On joue du chaâbi, on entonne des chansons tombées dans l’oubli, on modernise certains arrangements musicaux, on redore les lettres de la darija marocaine… Dans la salle, les senteurs de l’encens se répandent, envoutantes, les étoffes des caftans et des gandouras revêtues par les hommes de la troupe ondulent.

En se maquillant, en s’habillant en femmes, en chantant leur répertoire, on fait ainsi revivre une vieille tradition marocaine, née de cette époque où les hommes se travestissaient pour jouer des rôles de femmes car celles-ci ne pouvaient être comédiennes. 

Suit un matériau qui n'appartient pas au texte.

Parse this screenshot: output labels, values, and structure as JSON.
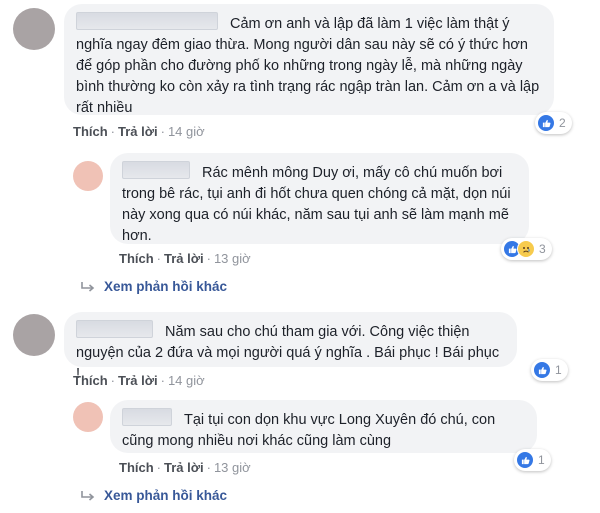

«Le danseuse» de la place Jamaâ el-Fna et l’art de la halqa

A Marrakech, pas de planches, mais le bitume de la place Jamaâ el-Fna pour scène. C’est au milieu des badauds, au cœur de cercles humains qui se forment spontanément que dansent chaque jour des danseuses hommes.

L’un d’eux, Aziz, a d’ailleurs fait l’objet d’un documentaire réalisé par le critique de cinéma et réalisateur marocain Abdelilah Al Jawhari. Une œuvre qui a remporté le FIFOG d’Argent lors de la 7e édition du Festival international du film oriental de Genève.

Lorsque ce film est tourné, «le danseuse» a 46 ans et il est chef de famille. Attraction touristique pour certains, ce danseuse comme tant d’autres à Marrakech perpétue l’art de la halqa. Entourés de leur troupe de musiciens, ils dansent, se déhanchent, cachés derrière leur voile, sous le scintillement de leurs robes d’apparat. Autour d’eux, la foule se presse.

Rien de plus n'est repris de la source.